Ce stress peut également affecter le système immunitaire, voire engendrer à terme des modifications génétiques au sein d’une espèce (lire l’exemple de la grenouille ci-dessous). Il peut même tuer directement : on a vu des groupes de morses se précipiter à l’eau, pris de panique au passage d’un bateau ou d’un avion, écrasant au passage des centaines de bébés morses.
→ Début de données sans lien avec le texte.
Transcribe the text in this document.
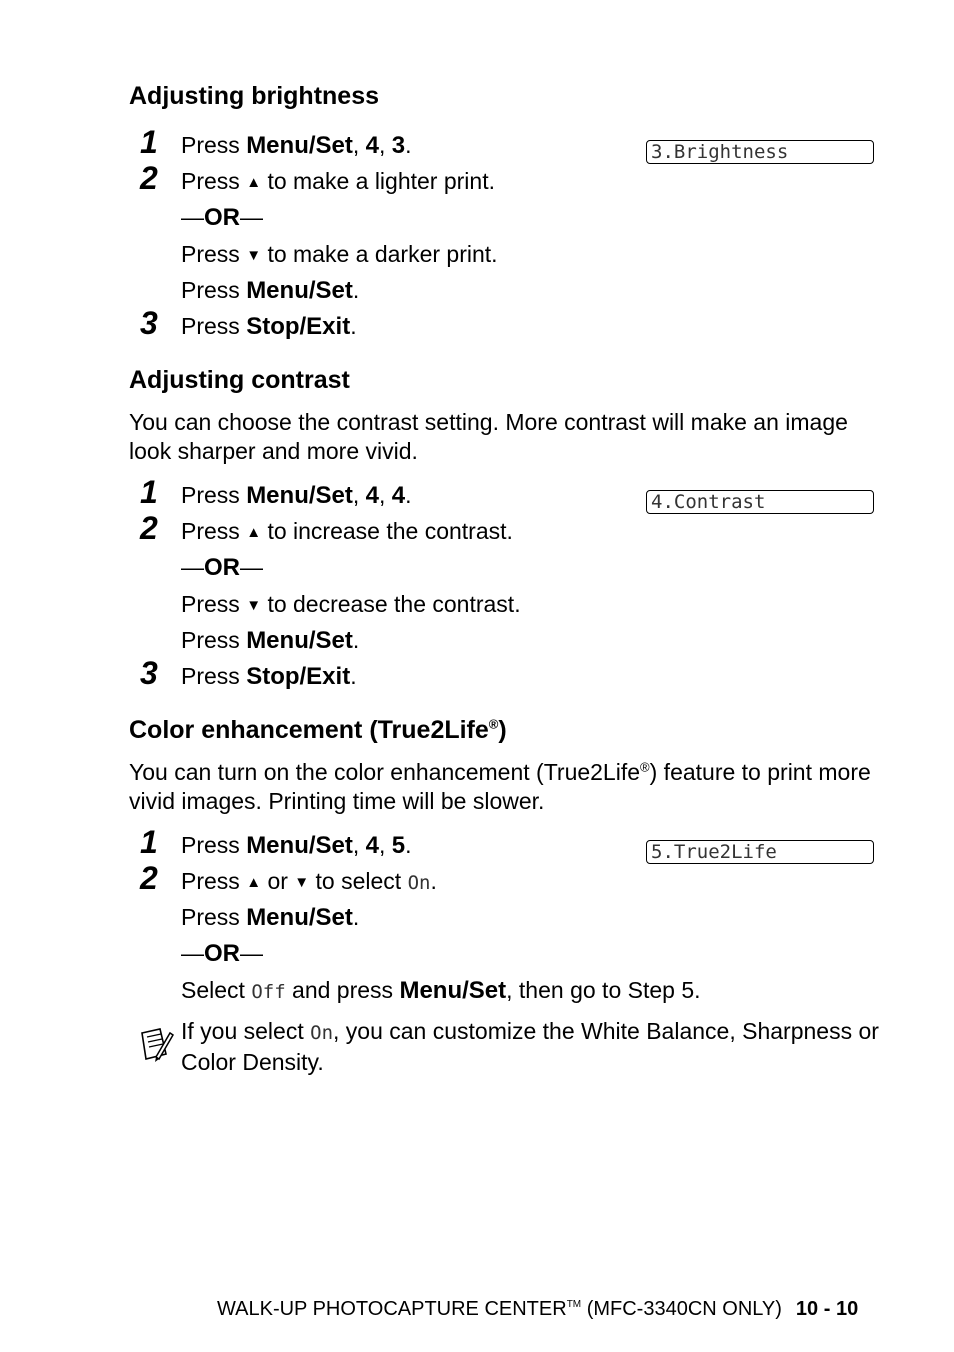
Adjusting brightness
1 Press Menu/Set, 4, 3.	3.Brightness
2 Press ▲ to make a lighter print.
—OR—
Press ▼ to make a darker print.
Press Menu/Set.
3 Press Stop/Exit.
Adjusting contrast

You can choose the contrast setting. More contrast will make an image look sharper and more vivid.

1 Press Menu/Set, 4, 4.	4.Contrast
2 Press ▲ to increase the contrast.
—OR—
Press ▼ to decrease the contrast.
Press Menu/Set.
3 Press Stop/Exit.
Color enhancement (True2Life®)

You can turn on the color enhancement (True2Life®) feature to print more vivid images. Printing time will be slower.

1 Press Menu/Set, 4, 5.	5.True2Life
2 Press ▲ or ▼ to select On.
Press Menu/Set.
—OR—
Select Off and press Menu/Set, then go to Step 5.

If you select On, you can customize the White Balance, Sharpness or Color Density.

WALK-UP PHOTOCAPTURE CENTER™ (MFC-3340CN ONLY) 10 - 10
Ou des baleines à bec, effrayées par le sonar d’un sous-marin, remonter si vite à la surface qu’elles en oubliaient de respecter des paliers de décompression et mouraient d’une embolie !

Menace pour la biodiversité

Le bruit peut enfin affecter la biodiversité, notamment en chassant certains animaux de leurs territoires traditionnels. « Le bruit généré par une route ne s’arrête pas aux trente mètres de largeur de l’asphalte, il affecte par exemple les oiseaux jusqu’à 1,5 kilomètre de part et d’autre », rapportait dans le journal Le Monde Thierry Lengagne, chercheur au CNRS et à l’université de Lyon -I 1. Résultat : certains oiseaux pollinisateurs quittent la zone et la diversité des essences d’arbre diminue dans la forêt… Et s’il y a une moins grande variété d’arbres, il risque d’y avoir moins d’espèces d’oiseaux et d’insectes, donc peut-être encore moins d’arbres demain…

En empêchant certains animaux d’entendre l’arrivée d’un prédateur, en déréglant les rituels de la reproduction, en modifiant les capacités d’écholocalisation, le bruit de l’homme ne fait pas que perturber la vie sauvage : il menace ses grands équilibres.

Il est urgent d’en prendre conscience et d’imposer des mesures pour mettre fin à ce désastre. Ici, en limitant la vitesse des voitures ou des bateaux pour réduire leur impact sonore. Là, en modifiant les couloirs aériens ou le revêtement des routes. Ou, lorsqu’il n’est pas possible de réduire le bruit, en développant des écrans acoustiques pour limiter son impact sur la faune.

Le bruit affecte les oiseaux

Des contraintes nouvelles ? Peut-être, mais cela fera du bien à tous les animaux, y compris au plus redoutable d’entre eux : l’homme.

1 « Le bruit de l’homme affecte les espèces jusque dans les aires protégées », Audrey Garic, Le Monde, 04/05/2017.